Lesson 2Foundations2 minutes

How Shares Are Bought & Sold

From clicking buy to owning the shares: the broker's role, how an order travels to the market, and what settlement means.

What it is

Buying or selling a share is a short journey that moves from you to your broker to the exchange and back. Understanding that path removes most of the mystery from trading. The instruction you send is called an order - a request to buy or sell a specific security at specific terms.

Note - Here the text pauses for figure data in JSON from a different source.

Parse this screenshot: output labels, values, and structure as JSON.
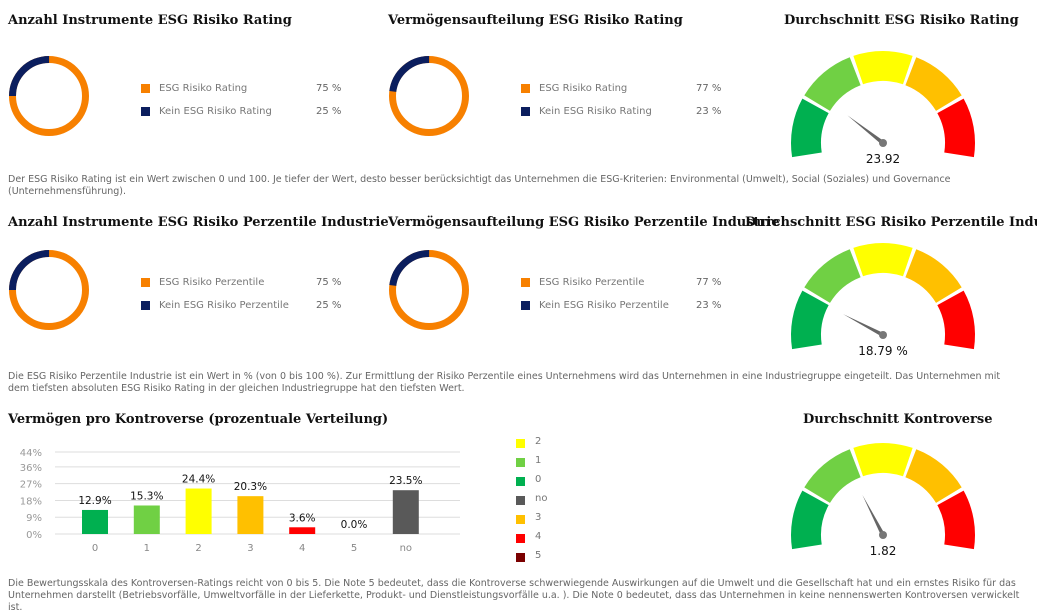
{
  "colors": {
    "orange": "#f78000",
    "navy": "#0b1e5e"
  },
  "gauge_colors": [
    "#00b050",
    "#70d044",
    "#ffff00",
    "#ffc000",
    "#ff0000"
  ],
  "row1": {
    "donut1": {
      "title": "Anzahl Instrumente ESG Risiko Rating",
      "items": [
        {
          "label": "ESG Risiko Rating",
          "value": "75 %",
          "pct": 75
        },
        {
          "label": "Kein ESG Risiko Rating",
          "value": "25 %",
          "pct": 25
        }
      ]
    },
    "donut2": {
      "title": "Vermögensaufteilung ESG Risiko Rating",
      "items": [
        {
          "label": "ESG Risiko Rating",
          "value": "77 %",
          "pct": 77
        },
        {
          "label": "Kein ESG Risiko Rating",
          "value": "23 %",
          "pct": 23
        }
      ]
    },
    "gauge": {
      "title": "Durchschnitt ESG Risiko Rating",
      "value": 23.92,
      "label": "23.92",
      "max": 100
    },
    "description": "Der ESG Risiko Rating ist ein Wert zwischen 0 und 100. Je tiefer der Wert, desto besser berücksichtigt das Unternehmen die ESG-Kriterien: Environmental (Umwelt), Social (Soziales) und Governance (Unternehmensführung)."
  },
  "row2": {
    "donut1": {
      "title": "Anzahl Instrumente ESG Risiko Perzentile Industrie",
      "items": [
        {
          "label": "ESG Risiko Perzentile",
          "value": "75 %",
          "pct": 75
        },
        {
          "label": "Kein ESG Risiko Perzentile",
          "value": "25 %",
          "pct": 25
        }
      ]
    },
    "donut2": {
      "title": "Vermögensaufteilung ESG Risiko Perzentile Industrie",
      "items": [
        {
          "label": "ESG Risiko Perzentile",
          "value": "77 %",
          "pct": 77
        },
        {
          "label": "Kein ESG Risiko Perzentile",
          "value": "23 %",
          "pct": 23
        }
      ]
    },
    "gauge": {
      "title": "Durchschnitt ESG Risiko Perzentile Industrie",
      "value": 18.79,
      "label": "18.79 %",
      "max": 100
    },
    "description": "Die ESG Risiko Perzentile Industrie ist ein Wert in % (von 0 bis 100 %). Zur Ermittlung der Risiko Perzentile eines Unternehmens wird das Unternehmen in eine Industriegruppe eingeteilt. Das Unternehmen mit dem tiefsten absoluten ESG Risiko Rating in der gleichen Industriegruppe hat den tiefsten Wert."
  },
  "row3": {
    "gauge": {
      "title": "Durchschnitt Kontroverse",
      "value": 1.82,
      "label": "1.82",
      "max": 5
    },
    "description": "Die Bewertungsskala des Kontroversen-Ratings reicht von 0 bis 5. Die Note 5 bedeutet, dass die Kontroverse schwerwiegende Auswirkungen auf die Umwelt und die Gesellschaft hat und ein ernstes Risiko für das Unternehmen darstellt (Betriebsvorfälle, Umweltvorfälle in der Lieferkette, Produkt- und Dienstleistungsvorfälle u.a. ). Die Note 0 bedeutet, dass das Unternehmen in keine nennenswerten Kontroversen verwickelt ist."
  },
  "chart_data": {
    "type": "bar",
    "title": "Vermögen pro Kontroverse (prozentuale Verteilung)",
    "categories": [
      "0",
      "1",
      "2",
      "3",
      "4",
      "5",
      "no"
    ],
    "values": [
      12.9,
      15.3,
      24.4,
      20.3,
      3.6,
      0.0,
      23.5
    ],
    "data_labels": [
      "12.9%",
      "15.3%",
      "24.4%",
      "20.3%",
      "3.6%",
      "0.0%",
      "23.5%"
    ],
    "colors": [
      "#00b050",
      "#70d044",
      "#ffff00",
      "#ffc000",
      "#ff0000",
      "#7b0000",
      "#595959"
    ],
    "yticks": [
      "0%",
      "9%",
      "18%",
      "27%",
      "36%",
      "44%"
    ],
    "ytick_values": [
      0,
      9,
      18,
      27,
      36,
      44
    ],
    "ylim": [
      0,
      44
    ],
    "grid": true,
    "legend_position": "right",
    "legend": [
      {
        "label": "2",
        "color": "#ffff00"
      },
      {
        "label": "1",
        "color": "#70d044"
      },
      {
        "label": "0",
        "color": "#00b050"
      },
      {
        "label": "no",
        "color": "#595959"
      },
      {
        "label": "3",
        "color": "#ffc000"
      },
      {
        "label": "4",
        "color": "#ff0000"
      },
      {
        "label": "5",
        "color": "#7b0000"
      }
    ]
  }
}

The broker is the licensed intermediary that carries out this instruction. You never hand cash directly to the seller; instead, the broker holds your account, receives your order, and executes it on the market on your behalf. In return the broker may charge a commission or earn from the small gap between buying and selling prices.

How it works

When you place a trade, you choose how the order should behave. The two most common types are:

  • A market order, which executes immediately at the best price currently available. It prioritises speed of execution over price certainty.
  • A limit order, which executes only at a price you specify or better. It prioritises price control over the certainty of getting filled.

Every order interacts with two live prices: the bid price (the highest price a buyer is willing to pay) and the ask price (the lowest price a seller will accept). The difference between them is the bid-ask spread, a basic cost of trading. A market buy typically fills near the ask; a market sell typically fills near the bid.

Once your order is matched with a counterparty, the trade is executed. But you do not own the shares the very same instant the price prints. There is a short administrative step called settlement, during which the shares and the cash actually change hands and ownership records are updated. In many markets this completes one business day after the trade.

  1. You send an order to your broker.
  2. The broker routes it to the exchange.
  3. The exchange matches it with a counterparty and the trade executes.
  4. Settlement transfers the shares and cash, finalising ownership.

How to use it

For your first trades, knowing these terms helps you read the confirmation screen with confidence: which security, how many shares, the order type, the price you were filled at, and when settlement completes. A clear mental model of this flow makes later topics - like stop orders and slippage - far easier to absorb.

Key takeaway: An order travels from you to your broker to the exchange; a market order trades immediately at the best available price while a limit order waits for your price; and settlement is the short step afterward that finalises who owns the shares.